Bishop Frank Weston, who was the Bishop of Zanzibar from 1908, held together in a creative combination his incarnational and sacramental theology with his radical social concerns which formed the keynote of his famed address to the Anglo-Catholic Congress in 1923. He believed that the sacramental focus gave a reality to Christ’s presence and power that nothing else could. “The one thing England [we might say Ireland] needs to learn is that Christ is in and amid matter, God in flesh, God in sacrament.”

And so he concluded: “But I say to you, and I say it with all the earnestness that I have, if you are prepared to fight for the right of adoring Jesus in His Blessed Sacrament, then, when you come out from before your tabernacles, you must walk with Christ, mystically present in you through the streets of this country, and find the same Christ in the peoples of your cities and villages. You cannot claim to worship Jesus in the tabernacle, if you do not pity Jesus in the slums … It is folly – it is madness – to suppose that you can worship Jesus in the Sacraments and Jesus on the throne of glory, when you are sweating him in the souls and bodies of his children.”
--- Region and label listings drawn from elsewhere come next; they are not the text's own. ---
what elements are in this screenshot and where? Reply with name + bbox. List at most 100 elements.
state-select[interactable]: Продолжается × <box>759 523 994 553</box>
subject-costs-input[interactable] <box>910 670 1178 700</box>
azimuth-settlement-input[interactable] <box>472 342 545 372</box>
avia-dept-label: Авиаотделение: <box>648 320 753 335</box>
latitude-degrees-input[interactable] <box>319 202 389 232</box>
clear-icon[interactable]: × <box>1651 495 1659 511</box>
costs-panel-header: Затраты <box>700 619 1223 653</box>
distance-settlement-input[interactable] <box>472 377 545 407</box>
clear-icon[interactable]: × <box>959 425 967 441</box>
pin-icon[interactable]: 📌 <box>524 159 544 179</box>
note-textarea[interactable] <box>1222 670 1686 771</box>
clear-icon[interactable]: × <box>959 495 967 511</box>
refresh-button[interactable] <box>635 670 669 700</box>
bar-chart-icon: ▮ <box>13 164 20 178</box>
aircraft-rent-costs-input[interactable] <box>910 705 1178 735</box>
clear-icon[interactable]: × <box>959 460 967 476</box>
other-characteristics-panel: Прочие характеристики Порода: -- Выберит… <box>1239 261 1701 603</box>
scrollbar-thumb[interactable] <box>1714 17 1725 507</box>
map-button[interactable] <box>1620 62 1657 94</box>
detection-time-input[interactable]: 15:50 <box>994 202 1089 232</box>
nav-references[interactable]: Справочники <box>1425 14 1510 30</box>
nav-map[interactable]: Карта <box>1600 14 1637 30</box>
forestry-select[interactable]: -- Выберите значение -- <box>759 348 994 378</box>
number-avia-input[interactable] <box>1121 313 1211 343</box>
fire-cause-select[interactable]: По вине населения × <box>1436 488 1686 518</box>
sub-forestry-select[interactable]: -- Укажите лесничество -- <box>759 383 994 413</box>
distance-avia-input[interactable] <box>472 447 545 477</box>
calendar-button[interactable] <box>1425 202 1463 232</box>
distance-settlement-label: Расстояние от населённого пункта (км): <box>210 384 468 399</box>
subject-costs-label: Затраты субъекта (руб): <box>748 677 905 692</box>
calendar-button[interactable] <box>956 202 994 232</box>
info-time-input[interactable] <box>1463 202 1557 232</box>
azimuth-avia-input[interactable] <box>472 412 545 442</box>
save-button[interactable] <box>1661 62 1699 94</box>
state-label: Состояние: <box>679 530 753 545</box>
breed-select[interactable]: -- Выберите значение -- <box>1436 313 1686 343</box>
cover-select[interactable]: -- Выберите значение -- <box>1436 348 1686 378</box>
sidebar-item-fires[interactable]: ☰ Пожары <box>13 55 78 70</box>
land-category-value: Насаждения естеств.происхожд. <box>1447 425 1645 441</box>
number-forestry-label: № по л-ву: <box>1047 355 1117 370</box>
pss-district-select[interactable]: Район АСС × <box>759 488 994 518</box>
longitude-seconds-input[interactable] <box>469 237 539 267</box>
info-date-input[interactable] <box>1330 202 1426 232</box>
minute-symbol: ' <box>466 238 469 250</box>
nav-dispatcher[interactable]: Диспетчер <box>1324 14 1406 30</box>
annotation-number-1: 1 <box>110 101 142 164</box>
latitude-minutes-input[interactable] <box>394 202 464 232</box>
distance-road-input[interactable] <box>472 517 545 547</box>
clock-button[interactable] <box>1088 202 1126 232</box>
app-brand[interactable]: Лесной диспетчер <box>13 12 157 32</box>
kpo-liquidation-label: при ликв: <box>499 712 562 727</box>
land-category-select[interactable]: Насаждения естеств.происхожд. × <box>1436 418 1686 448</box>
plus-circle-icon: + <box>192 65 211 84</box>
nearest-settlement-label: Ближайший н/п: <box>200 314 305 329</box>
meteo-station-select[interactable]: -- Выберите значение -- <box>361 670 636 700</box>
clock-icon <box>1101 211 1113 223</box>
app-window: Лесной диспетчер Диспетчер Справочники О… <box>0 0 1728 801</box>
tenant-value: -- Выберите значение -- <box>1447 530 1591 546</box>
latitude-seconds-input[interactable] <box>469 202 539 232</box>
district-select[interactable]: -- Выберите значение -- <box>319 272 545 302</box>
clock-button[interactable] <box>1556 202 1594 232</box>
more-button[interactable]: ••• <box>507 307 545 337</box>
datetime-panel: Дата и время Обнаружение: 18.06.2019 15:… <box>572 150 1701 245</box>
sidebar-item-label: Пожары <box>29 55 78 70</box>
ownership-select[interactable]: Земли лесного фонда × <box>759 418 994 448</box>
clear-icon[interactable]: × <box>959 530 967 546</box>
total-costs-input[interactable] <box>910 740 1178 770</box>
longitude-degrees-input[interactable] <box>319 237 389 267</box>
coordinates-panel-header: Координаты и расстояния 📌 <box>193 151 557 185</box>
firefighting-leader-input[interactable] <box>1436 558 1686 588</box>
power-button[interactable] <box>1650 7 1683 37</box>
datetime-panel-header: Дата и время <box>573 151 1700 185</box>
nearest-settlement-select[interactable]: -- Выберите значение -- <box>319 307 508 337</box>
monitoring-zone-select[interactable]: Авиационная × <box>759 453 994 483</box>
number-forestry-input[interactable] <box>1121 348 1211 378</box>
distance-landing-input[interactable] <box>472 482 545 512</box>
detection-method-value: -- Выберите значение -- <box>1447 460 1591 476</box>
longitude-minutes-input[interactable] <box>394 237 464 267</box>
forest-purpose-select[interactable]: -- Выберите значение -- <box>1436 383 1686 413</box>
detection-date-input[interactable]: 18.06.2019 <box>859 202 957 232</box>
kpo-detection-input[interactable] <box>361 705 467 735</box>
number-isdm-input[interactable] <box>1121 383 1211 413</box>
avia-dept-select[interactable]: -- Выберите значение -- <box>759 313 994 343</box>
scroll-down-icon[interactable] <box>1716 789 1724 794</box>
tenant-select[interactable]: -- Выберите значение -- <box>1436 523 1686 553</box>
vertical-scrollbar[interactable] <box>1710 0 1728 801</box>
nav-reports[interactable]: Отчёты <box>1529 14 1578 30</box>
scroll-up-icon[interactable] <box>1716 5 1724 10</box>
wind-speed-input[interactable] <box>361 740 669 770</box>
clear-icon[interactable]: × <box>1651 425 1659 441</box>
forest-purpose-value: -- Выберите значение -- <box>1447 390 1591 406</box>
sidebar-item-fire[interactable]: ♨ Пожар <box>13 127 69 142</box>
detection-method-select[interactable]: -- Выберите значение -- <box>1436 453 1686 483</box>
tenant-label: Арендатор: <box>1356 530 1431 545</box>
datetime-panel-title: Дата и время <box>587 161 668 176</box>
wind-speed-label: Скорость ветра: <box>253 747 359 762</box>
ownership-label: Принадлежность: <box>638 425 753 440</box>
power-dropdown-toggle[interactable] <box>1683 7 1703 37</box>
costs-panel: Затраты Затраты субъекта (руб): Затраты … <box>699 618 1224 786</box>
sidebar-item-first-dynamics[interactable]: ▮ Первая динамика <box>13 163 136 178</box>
After I had my feet washed in the cathedral earlier today, I was challenged to ask myself:

● Where will you, where will I, seek the suffering and dying Jesus in the streets of this city this weekend?

● And how shall we share the Easter joys of the Resurrection?

And so, may all we think, say and be to the praise, honour and glory of God, + Father, Son and Holy Spirit, Amen.

Collect of the Day:

God our Father,
you have invited us to share in the supper
which your Son gave to his Church
to proclaim his death until he comes:
May he nourish us by his presence,
and unite us in his love;
who is alive and reigns with you and the Holy Spirit,
one God, now and for ever.

and/or

Almighty God,
at the Last Supper your Son Jesus Christ
washed the disciples’ feet
and commanded them to love one another.
Give us humility and obedience to be servants of others
as he was the servant of all;
who gave up his life and died for us,
yet is alive and reigns with you and the Holy Spirit,
one God, now and for ever.

Post Communion Prayer:

Lord Jesus Christ,
in this wonderful sacrament
you have given us a memorial of your passion.
Grant us so to reverence the sacred mysteries
of your body and blood
that we may know within ourselves
the fruits of your redemption,
for you are alive and reign with the Father and the Holy Spirit,
one God, now and for ever.

and/or

O God,
your Son Jesus Christ has left us this meal of bread and wine
in which we share his body and his blood.
May we who celebrate this sign of his great love
show in our lives the fruits of his redemption;
who is alive and reigns with you and the Holy Spirit,
one God, now and for ever.

(Revd Canon Professor) Patrick Comerford is Lecturer in Anglicanism, Liturgy and Church History, the Church of Ireland Theological Institute. This sermon was preached at the Maundy Thursday Eucharist in All Saints’ Church, Grnangegorman, Dublin, on 2 April 2015.